会場のバリアは強化したにも関わらず何度も壊れかける。
だが観客は盛り上がる。その次元の違う凄まじい闘いに心が燃えている。
「魔砲起動!!」
「バーニングテンション!!!」
キジコから青い輝き、ニコから燃えるオーラが発する。
キジコが手を前に出すと40発を超えるレーザーがニコに向かって撃たれる。
「こんなもの!!」
ニコは笑顔でレーザーを弾くが2、3発ほど体を掠めたようだ。
ニコは掠った所を見ると高治療らしきスキルで傷を治し体勢を整えた。
「ブラスト・フェスティバル。」
青白いエネルギー弾を雨のように撃つ。
レーザー、砲撃、砲弾、これでもかと言うくらいに地面を削り荒々しく容赦なくニコを攻める。
これにはニコも驚く。
「テンション・バースト!!!」
ニコが砲撃に向かってパンチ。
すると砲撃が砕け散る、そこから一気に連続パンチを放つとキジコの攻撃が押されて始める。
一定まで押し込んだ瞬間ニコは思い切り力を込めた一撃を放つ、砲撃を貫きキジコに命中しバリアに叩きつけた。
「...早くも叩きつけられるとは。
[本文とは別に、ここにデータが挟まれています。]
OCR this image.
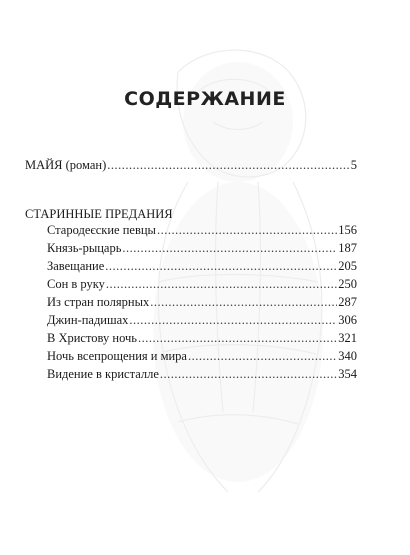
СОДЕРЖАНИЕ
МАЙЯ (роман) .....	5
СТАРИННЫЕ ПРЕДАНИЯ
Стародеєские певцы .....	156
Князь-рыцарь .....	187
Завещание .....	205
Сон в руку .....	250
Из стран полярных .....	287
Джин-падишах .....	306
В Христову ночь .....	321
Ночь всепрощения и мира .....	340
Видение в кристалле .....	354
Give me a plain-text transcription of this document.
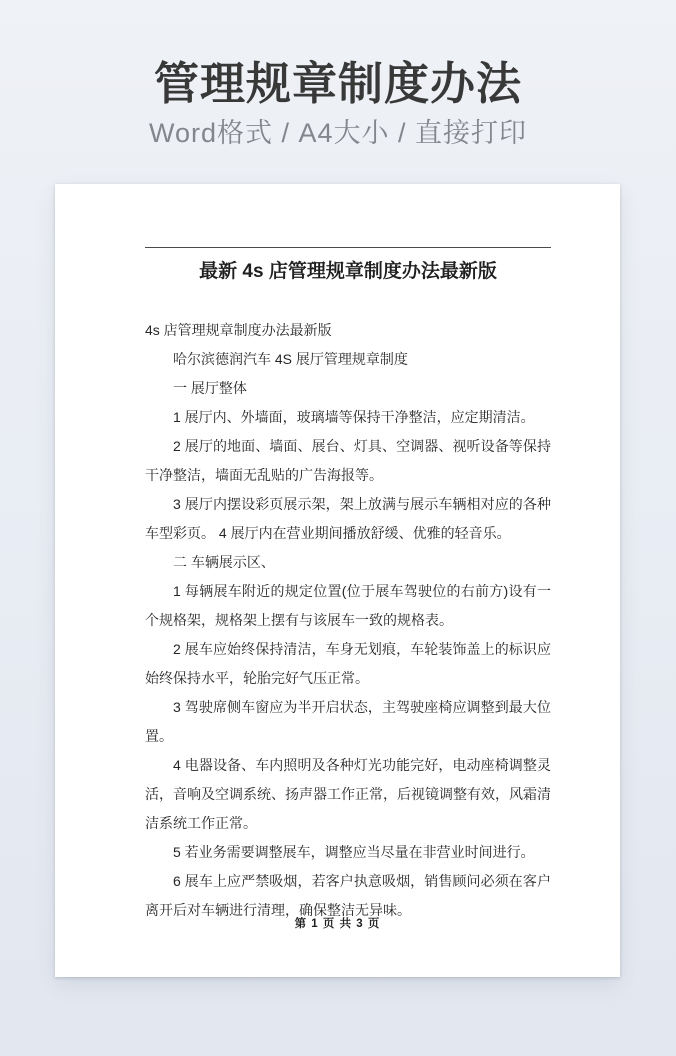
管理规章制度办法
Word格式 / A4大小 / 直接打印
最新 4s 店管理规章制度办法最新版

4s 店管理规章制度办法最新版

哈尔滨德润汽车 4S 展厅管理规章制度

一 展厅整体

1 展厅内、外墙面，玻璃墙等保持干净整洁，应定期清洁。

2 展厅的地面、墙面、展台、灯具、空调器、视听设备等保持干净整洁，墙面无乱贴的广告海报等。

3 展厅内摆设彩页展示架，架上放满与展示车辆相对应的各种车型彩页。 4 展厅内在营业期间播放舒缓、优雅的轻音乐。

二 车辆展示区、

1 每辆展车附近的规定位置(位于展车驾驶位的右前方)设有一个规格架，规格架上摆有与该展车一致的规格表。

2 展车应始终保持清洁，车身无划痕，车轮装饰盖上的标识应始终保持水平，轮胎完好气压正常。

3 驾驶席侧车窗应为半开启状态，主驾驶座椅应调整到最大位置。

4 电器设备、车内照明及各种灯光功能完好，电动座椅调整灵活，音响及空调系统、扬声器工作正常，后视镜调整有效，风霜清洁系统工作正常。

5 若业务需要调整展车，调整应当尽量在非营业时间进行。

6 展车上应严禁吸烟，若客户执意吸烟，销售顾问必须在客户离开后对车辆进行清理，确保整洁无异味。

第 1 页 共 3 页
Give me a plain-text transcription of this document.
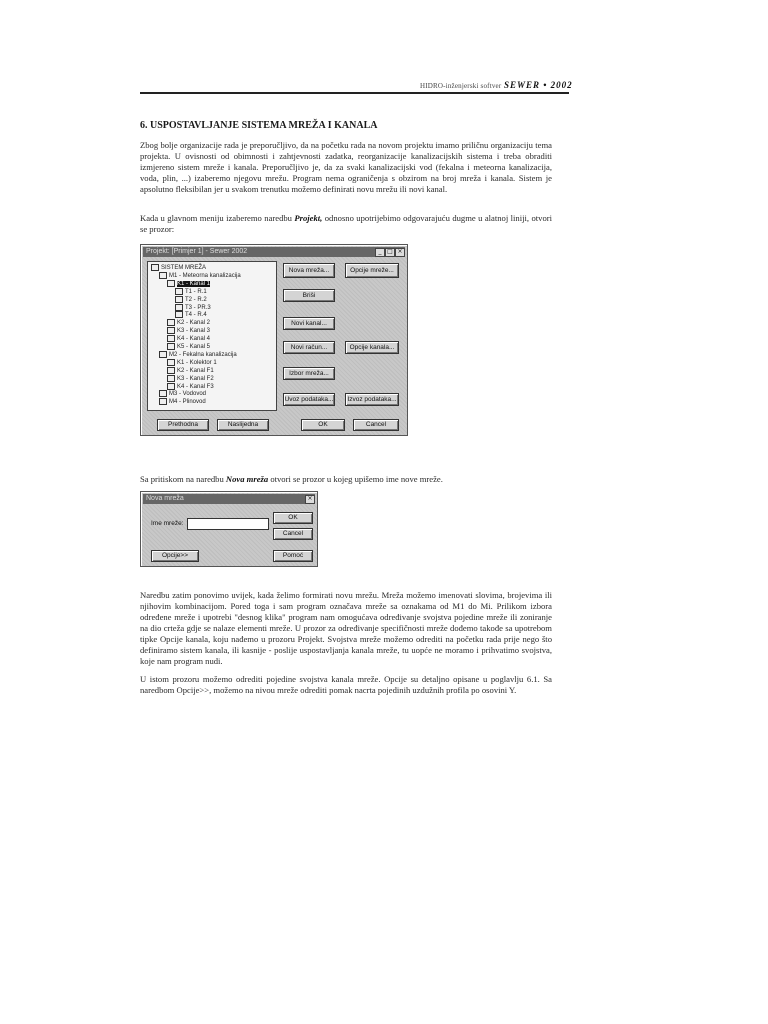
HIDRO-inženjerski softver SEWER • 2002
6. USPOSTAVLJANJE SISTEMA MREŽA I KANALA
Zbog bolje organizacije rada je preporučljivo, da na početku rada na novom projektu imamo priličnu organizaciju tema projekta. U ovisnosti od obimnosti i zahtjevnosti zadatka, reorganizacije kanalizacijskih sistema i treba obraditi izmjereno sistem mreže i kanala. Preporučljivo je, da za svaki kanalizacijski vod (fekalna i meteorna kanalizacija, voda, plin, ...) izaberemo njegovu mrežu. Program nema ograničenja s obzirom na broj mreža i kanala. Sistem je apsolutno fleksibilan jer u svakom trenutku možemo definirati novu mrežu ili novi kanal.
Kada u glavnom meniju izaberemo naredbu Projekt, odnosno upotrijebimo odgovarajuću dugme u alatnoj liniji, otvori se prozor:
Projekt: [Primjer 1] - Sewer 2002	_ □ ×
Nova mreža...	Opcije mreže...
Briši
Novi kanal...
Novi račun...	Opcije kanala...
Izbor mreža...
Uvoz podataka...	Izvoz podataka...
Prethodna	Naslijedna	OK	Cancel
SISTEM MREŽA
M1 - Meteorna kanalizacija
K1 - Kanal 1
T1 - R.1
T2 - R.2
T3 - PR.3
T4 - R.4
K2 - Kanal 2
K3 - Kanal 3
K4 - Kanal 4
K5 - Kanal 5
M2 - Fekalna kanalizacija
K1 - Kolektor 1
K2 - Kanal F1
K3 - Kanal F2
K4 - Kanal F3
M3 - Vodovod
M4 - Plinovod
Sa pritiskom na naredbu Nova mreža otvori se prozor u kojeg upišemo ime nove mreže.
Nova mreža	×
Ime mreže:
OK
Cancel
Opcije>>	Pomoć
Naredbu zatim ponovimo uvijek, kada želimo formirati novu mrežu. Mreža možemo imenovati slovima, brojevima ili njihovim kombinacijom. Pored toga i sam program označava mreže sa oznakama od M1 do Mi. Prilikom izbora određene mreže i upotrebi "desnog klika" program nam omogućava određivanje svojstva pojedine mreže ili zoniranje na dio crteža gdje se nalaze elementi mreže. U prozor za određivanje specifičnosti mreže dođemo takođe sa upotrebom tipke Opcije kanala, koju nađemo u prozoru Projekt. Svojstva mreže možemo odrediti na početku rada prije nego što definiramo sistem kanala, ili kasnije - poslije uspostavljanja kanala mreže, tu uopće ne moramo i prihvatimo svojstva, koje nam program nudi.
U istom prozoru možemo odrediti pojedine svojstva kanala mreže. Opcije su detaljno opisane u poglavlju 6.1. Sa naredbom Opcije>>, možemo na nivou mreže odrediti pomak nacrta pojedinih uzdužnih profila po osovini Y.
」
「!」
キジコの魔砲エネルギーが収束してゆく。
「ブラスト・ペネトレーザ!!」
キジコから放たれたレーザーはさっきまでとは段違いの威力を見せる。それはもはや殺意の籠った破壊光線、6本の光線はランダム方向にニコを攻撃。被弾した地面には赤熱化していた。
「ペネトレーザ!!」
「まだ撃つの!?」
流石にこれを弾くのは危険だと判断したニコ。迫り来る破壊光線から逃げる。
「お返しだ!!」
「っ、その技は!」
ニコの手からも青白いエネルギーが収束してゆく。
「ニコ・魔砲撃!!」
「!!」
キジコはニコの砲撃に破壊光線をぶつけかき消す。
爆発が起きて視界が悪くなる。
そして煙が晴れた次の瞬間...
「真成無双剣!!!」
「久遠!!!」
強靭な刃がぶつかる。
魔力を纏ったお互いの刃はバチバチと火花を散らし、摩擦による金属音が二人の闘いをヒートアップさせる。
「「瞬速撃!!!」」
またもや観客の目から二人の姿が消える。
あるのは金属音と火花、そして衝撃波
「魔砲解除、化猫起動、妖炎・陽炎斬り!!!」
「っ、幻影回避...!?いや違う、これは....、」
「でやああっ!!!」
「ぐああっ!!!」
背後からの一閃、ニコはその一撃を防ぐもあまりの威力で後方へかなり吹っ飛ぶ。その上妖炎による防御貫通でさらに痛い。
「妖炎・飛燕斬波!!」
そこから追撃に妖しい炎の斬撃が襲いくる。
「無双・大車輪!!!」
「おお、掻き消しやがった!?」
だがニコは剣を振りそれを防いだ。
キジコの刀、久遠は刃渡り60cm程と少し短いがその分攻撃が速く片手で扱いやすい。スキルと上手く合わせて攻撃が出来るため手数の多いキジコに向いている。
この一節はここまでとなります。